Zoe studies the screen again. “She looks pretty normal.”
“There’s a picture?” I sit back up.
“Well, yeah, you asked for one.” She finally hands the iPad over to me and I get to see the face that belongs to the name I’ve been telling all my secrets to, the person who’s been telling me hers.
It’s weird. I wish I were alone while looking at this, so I could study it and match it up to the idea I’ve had of Ebb, but I’m self-conscious about looking too long with Zoe watching me. Ebb’s got her dad’s eyes, is all I can notice before I give Zoe her iPad back.

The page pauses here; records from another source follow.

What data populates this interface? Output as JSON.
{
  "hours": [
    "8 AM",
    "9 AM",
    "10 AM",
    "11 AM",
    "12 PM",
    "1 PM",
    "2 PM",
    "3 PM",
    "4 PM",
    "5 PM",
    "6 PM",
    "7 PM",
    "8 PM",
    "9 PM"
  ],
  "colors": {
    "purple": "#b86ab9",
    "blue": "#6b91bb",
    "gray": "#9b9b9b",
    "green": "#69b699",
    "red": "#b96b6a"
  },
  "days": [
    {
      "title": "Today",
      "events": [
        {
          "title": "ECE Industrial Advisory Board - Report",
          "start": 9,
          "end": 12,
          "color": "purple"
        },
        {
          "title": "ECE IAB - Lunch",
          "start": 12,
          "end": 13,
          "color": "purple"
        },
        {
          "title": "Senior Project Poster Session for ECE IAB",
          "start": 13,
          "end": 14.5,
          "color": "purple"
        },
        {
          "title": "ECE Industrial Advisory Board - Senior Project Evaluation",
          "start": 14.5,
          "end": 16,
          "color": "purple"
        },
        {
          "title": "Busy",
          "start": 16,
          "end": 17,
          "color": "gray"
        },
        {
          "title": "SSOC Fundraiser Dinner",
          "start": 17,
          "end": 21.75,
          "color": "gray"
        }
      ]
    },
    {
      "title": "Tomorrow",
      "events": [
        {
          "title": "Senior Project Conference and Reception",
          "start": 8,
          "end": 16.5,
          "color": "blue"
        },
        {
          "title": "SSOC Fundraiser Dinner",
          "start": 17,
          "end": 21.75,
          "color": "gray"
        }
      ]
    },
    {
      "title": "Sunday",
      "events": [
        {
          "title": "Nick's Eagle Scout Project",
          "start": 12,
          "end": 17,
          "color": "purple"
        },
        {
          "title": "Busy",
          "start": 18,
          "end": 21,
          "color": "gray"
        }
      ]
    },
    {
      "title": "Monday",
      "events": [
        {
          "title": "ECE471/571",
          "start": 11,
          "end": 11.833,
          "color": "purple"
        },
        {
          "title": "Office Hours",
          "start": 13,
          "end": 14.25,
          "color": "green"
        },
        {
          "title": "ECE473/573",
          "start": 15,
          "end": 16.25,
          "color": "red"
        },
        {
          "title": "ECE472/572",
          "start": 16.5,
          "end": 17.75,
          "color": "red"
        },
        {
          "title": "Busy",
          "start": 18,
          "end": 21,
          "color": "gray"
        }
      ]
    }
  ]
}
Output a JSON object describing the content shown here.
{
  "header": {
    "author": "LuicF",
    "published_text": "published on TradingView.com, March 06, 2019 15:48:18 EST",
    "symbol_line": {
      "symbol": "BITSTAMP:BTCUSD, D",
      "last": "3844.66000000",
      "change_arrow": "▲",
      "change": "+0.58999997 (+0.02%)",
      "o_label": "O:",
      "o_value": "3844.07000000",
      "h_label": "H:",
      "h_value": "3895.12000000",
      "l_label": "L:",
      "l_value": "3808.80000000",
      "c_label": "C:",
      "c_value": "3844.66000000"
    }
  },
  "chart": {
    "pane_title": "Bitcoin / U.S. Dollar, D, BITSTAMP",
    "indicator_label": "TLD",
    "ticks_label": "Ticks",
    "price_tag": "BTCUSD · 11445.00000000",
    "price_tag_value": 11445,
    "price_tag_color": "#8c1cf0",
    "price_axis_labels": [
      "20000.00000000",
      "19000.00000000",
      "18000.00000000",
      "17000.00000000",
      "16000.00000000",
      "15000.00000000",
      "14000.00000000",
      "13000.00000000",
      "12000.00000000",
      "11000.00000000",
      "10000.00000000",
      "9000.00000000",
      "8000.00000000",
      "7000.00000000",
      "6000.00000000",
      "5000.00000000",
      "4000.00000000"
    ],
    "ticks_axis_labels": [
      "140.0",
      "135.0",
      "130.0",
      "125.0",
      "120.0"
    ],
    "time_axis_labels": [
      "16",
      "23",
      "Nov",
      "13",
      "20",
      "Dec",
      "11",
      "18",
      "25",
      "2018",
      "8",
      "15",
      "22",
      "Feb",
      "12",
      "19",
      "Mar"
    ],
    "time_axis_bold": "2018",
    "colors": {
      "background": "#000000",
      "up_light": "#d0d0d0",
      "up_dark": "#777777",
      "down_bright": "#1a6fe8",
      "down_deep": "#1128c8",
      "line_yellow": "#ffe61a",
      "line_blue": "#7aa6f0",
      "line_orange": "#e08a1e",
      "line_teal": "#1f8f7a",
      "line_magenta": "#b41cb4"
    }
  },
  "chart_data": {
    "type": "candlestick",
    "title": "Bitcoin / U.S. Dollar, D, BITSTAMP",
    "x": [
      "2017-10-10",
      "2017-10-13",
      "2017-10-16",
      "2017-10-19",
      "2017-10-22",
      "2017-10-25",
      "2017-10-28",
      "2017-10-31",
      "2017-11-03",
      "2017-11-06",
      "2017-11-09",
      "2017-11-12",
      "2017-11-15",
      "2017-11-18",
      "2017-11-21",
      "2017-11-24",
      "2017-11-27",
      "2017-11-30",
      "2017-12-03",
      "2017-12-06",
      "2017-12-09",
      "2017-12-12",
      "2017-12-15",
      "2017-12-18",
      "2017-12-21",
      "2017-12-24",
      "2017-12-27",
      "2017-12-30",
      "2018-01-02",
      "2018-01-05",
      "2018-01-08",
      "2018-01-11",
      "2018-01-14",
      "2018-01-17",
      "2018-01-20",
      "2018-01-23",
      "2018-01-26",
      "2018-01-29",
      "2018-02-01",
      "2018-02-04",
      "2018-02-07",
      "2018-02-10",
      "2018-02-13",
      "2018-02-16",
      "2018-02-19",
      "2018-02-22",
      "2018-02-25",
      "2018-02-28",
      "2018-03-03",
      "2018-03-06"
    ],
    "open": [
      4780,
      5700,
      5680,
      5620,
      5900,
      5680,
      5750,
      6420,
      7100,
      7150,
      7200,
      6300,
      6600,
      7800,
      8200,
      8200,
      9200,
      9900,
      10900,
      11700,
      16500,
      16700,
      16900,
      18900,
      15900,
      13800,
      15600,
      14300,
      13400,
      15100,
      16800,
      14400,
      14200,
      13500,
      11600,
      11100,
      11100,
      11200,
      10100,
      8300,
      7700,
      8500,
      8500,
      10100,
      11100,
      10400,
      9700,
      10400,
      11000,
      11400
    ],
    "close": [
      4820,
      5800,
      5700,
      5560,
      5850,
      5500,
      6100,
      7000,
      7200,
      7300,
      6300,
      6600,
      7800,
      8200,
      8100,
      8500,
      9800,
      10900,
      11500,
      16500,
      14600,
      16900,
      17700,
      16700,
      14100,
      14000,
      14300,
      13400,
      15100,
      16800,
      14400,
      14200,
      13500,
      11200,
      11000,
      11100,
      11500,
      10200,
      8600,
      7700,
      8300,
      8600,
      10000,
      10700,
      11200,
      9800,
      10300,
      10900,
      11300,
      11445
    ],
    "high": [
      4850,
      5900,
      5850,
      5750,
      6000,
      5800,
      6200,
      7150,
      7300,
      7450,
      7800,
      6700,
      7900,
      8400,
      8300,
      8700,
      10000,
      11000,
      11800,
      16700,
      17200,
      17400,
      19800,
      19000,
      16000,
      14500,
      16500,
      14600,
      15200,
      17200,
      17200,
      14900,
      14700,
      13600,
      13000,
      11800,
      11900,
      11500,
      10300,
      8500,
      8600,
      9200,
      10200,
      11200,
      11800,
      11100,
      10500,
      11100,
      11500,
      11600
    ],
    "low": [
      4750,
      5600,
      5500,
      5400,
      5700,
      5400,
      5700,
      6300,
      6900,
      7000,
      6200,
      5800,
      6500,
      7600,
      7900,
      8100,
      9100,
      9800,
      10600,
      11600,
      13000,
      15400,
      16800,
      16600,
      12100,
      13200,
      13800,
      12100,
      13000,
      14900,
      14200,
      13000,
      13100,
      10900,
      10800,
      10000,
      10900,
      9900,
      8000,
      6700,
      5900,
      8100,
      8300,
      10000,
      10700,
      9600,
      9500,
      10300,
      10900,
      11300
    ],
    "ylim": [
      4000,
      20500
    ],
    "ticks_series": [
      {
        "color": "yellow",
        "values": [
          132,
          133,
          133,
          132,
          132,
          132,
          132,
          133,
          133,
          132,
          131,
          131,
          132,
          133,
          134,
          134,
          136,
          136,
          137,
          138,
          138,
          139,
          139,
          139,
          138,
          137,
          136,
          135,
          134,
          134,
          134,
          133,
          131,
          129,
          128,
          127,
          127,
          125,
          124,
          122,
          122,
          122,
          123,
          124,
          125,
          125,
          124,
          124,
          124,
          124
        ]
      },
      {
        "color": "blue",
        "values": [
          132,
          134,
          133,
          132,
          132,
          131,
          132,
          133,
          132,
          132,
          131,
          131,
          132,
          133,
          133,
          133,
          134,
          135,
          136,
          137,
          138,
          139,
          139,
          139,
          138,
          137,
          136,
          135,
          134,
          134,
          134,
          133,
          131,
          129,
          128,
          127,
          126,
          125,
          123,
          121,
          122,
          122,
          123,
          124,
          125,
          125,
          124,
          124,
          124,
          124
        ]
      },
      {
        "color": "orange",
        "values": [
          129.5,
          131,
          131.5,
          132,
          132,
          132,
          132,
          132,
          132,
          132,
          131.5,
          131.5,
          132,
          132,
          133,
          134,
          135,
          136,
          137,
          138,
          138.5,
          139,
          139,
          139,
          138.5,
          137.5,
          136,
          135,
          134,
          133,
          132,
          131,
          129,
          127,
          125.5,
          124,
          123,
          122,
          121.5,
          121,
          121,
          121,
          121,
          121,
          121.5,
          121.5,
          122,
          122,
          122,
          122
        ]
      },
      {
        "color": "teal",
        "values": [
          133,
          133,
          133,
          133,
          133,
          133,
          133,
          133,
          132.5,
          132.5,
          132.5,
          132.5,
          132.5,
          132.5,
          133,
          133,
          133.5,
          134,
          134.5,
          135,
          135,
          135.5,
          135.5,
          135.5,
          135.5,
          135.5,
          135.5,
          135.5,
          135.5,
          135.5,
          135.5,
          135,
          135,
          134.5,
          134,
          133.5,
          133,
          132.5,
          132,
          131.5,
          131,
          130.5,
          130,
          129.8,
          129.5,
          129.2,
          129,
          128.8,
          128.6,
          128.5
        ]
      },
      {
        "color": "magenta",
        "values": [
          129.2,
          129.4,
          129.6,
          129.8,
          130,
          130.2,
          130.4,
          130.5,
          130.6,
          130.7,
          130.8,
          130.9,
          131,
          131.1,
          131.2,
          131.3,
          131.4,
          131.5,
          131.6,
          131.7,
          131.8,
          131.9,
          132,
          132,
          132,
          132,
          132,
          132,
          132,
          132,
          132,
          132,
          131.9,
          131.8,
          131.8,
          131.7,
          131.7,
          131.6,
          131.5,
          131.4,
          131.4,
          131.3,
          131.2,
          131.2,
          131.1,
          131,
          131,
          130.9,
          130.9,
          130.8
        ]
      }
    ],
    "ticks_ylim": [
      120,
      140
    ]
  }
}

“Do you want me to delete this from my e-mail?” she asks.
“Can you forward it to me first?”
“Obvs. We could look her up on… you know, everything. I’m fast at this.”
“No,” I say, but can’t explain why. To Zoe or to myself.
Zoe, awesome Zoe, doesn’t question. She taps the screen a few times and then sets the thing down on the floor and the room goes totally dark. “Okay,” she whispers. “Tell me all about you and Keyon.”